Дочь Ивана, мать Ивана (фрагмент) - Валентин Распутин
Шрифт:
Интервал:
Закладка:
Она почти ничего и не ела -- поковыряла сосиску и поклевала клюкву. Не до еды было и Светке; Светка намяла в тарелке невообразимую кашу из картошки, огурцов, сосисок, бананов и ягод и забывчиво смотрела, что у нее получилось. Иван успевал говорить и намолачивать, за три дня, в которые в доме все пошло кувырком, он успел нагулять аппетит. Анатолия выручала водка, он выпил еще полстакана, забивая в дальний угол какое-то колючее осколочное напряжение, терзавшее грудь, и решительными взмахами набрасывал в опустевший желудок порцию за порцией. Разговор продолжался, Тамара Ивановна услышала, как Светка сказала, не владея голосом, -- хотела подтрунить над братом, а получилось жалко, слезливо:
-- Иванка у нас философ!
Анатолий, теряя пыл, поддаваясь усталости, но по-прежнему шумно -- лишь бы не оборвался этот сторонний разговор, лишь бы не остаться им, боящимся друг друга, наедине -- возражал Ивану:
-- Это ты, философ ты наш, загнул. Как это можно: все ошибаются, а один не ошибается? Одному, да будь он семи пядей во лбу, против всех не устоять. Все равно точку зрения всех принимать придется. В тебе счас задира сидит, тебе лишь бы спорить.

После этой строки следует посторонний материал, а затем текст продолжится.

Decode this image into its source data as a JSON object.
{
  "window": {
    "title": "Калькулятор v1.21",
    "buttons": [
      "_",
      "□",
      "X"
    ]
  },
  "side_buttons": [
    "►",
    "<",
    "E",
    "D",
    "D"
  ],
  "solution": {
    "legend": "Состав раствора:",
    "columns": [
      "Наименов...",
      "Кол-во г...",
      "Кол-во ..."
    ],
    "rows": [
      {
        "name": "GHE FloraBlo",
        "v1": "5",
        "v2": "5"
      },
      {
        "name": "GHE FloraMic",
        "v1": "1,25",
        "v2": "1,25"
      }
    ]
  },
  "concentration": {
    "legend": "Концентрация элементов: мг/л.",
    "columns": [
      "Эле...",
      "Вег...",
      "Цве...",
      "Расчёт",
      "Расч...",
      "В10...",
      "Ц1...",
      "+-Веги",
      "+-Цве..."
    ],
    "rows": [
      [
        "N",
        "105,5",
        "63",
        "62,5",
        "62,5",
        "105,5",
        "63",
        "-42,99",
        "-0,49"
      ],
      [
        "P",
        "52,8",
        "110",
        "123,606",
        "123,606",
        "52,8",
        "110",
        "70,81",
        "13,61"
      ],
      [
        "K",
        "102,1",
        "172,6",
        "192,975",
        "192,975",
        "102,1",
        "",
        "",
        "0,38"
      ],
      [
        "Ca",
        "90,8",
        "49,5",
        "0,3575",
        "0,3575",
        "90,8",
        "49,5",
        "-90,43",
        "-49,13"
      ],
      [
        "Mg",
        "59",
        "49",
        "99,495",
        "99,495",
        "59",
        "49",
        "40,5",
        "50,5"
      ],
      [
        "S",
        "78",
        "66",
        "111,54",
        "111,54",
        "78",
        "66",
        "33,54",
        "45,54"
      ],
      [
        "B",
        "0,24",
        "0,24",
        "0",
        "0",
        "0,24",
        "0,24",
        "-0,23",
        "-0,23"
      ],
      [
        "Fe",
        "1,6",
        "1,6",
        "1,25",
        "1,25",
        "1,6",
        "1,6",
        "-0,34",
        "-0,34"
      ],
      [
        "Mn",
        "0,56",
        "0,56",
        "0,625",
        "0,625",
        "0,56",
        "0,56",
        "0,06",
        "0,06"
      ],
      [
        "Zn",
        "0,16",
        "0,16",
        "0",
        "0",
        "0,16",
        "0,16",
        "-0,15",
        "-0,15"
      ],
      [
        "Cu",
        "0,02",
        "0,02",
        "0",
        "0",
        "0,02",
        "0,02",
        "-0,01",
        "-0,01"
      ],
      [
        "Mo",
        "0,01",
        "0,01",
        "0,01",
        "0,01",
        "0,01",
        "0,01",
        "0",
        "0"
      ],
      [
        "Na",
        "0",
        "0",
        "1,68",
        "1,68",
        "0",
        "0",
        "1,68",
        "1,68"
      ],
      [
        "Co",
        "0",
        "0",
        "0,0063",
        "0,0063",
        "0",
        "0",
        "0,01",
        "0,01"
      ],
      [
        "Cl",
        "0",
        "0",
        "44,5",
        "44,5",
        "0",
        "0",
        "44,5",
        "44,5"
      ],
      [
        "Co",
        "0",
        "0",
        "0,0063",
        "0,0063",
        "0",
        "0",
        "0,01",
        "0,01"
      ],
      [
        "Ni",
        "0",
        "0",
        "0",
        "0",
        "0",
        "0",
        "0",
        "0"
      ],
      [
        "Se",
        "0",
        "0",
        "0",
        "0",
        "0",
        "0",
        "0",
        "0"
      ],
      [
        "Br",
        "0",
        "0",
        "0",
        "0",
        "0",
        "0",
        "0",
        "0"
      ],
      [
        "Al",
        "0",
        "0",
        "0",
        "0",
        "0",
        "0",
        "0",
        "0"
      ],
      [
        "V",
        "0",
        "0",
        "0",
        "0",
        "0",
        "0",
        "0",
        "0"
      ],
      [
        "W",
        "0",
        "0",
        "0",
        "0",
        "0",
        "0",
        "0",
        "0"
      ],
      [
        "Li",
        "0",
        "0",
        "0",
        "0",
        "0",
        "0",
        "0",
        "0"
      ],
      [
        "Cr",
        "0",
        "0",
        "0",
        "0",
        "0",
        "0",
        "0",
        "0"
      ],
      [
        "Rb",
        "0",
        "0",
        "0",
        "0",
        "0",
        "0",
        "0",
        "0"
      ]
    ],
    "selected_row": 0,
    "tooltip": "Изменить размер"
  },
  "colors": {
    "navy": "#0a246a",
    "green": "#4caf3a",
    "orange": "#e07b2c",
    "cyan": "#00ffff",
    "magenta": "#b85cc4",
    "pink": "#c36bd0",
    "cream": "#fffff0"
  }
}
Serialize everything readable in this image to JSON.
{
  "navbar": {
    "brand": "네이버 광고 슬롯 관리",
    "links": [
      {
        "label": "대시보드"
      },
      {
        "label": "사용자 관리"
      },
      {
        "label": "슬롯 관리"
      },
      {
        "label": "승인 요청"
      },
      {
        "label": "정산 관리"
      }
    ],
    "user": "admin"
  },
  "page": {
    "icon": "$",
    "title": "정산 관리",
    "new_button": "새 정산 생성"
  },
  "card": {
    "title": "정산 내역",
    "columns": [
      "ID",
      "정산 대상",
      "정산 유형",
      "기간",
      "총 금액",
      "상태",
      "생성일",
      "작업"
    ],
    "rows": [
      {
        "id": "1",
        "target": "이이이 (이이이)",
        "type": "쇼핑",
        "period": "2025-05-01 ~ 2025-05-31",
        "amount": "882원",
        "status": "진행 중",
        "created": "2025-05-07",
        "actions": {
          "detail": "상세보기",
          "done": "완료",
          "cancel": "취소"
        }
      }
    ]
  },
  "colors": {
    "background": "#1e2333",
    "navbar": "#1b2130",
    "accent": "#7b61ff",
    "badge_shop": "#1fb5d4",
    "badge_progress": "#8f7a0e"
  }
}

Ивану и верно это было в удовольствие -- спорить. Он говорил:
-- Точка зрения всех... А что такое точка зрения всех? Это всего лишь точка зрения, а не истина. Точку зрения внушить можно. Все -- это, конечно, не все, а большинство. И один -- это не один, а меньшинство. Подавляющее большинство и обидное меньшинство. А большинство внушению поддается легче. Они этим и утверждают себя: нас много, мы не можем ошибаться. И -- с гонором, с апломбом, но безвольно, как стадо, под облучение, под гипноз, под рабство. Вот это уж рабство так рабство! -- такого в мире еще не бывало. Такого массово-добровольного. Было физическое: ты, значит, не свободен жить так, как тебе хочется. Теперь рабство умственное, духовное: у тебя отнимают способность думать так, как было бы полезно для тебя... и не только для тебя. Развернули твои мозги на 180 градусов, и ты уже не ты, не самостоятельная единица, а дробь. В числителе у этой дроби, где личность, значение личности, такой мизер, такая братская могила!.. А в знаменателе... там да-а, там пудовые кандалы... шаг влево, шаг вправо -- и капут!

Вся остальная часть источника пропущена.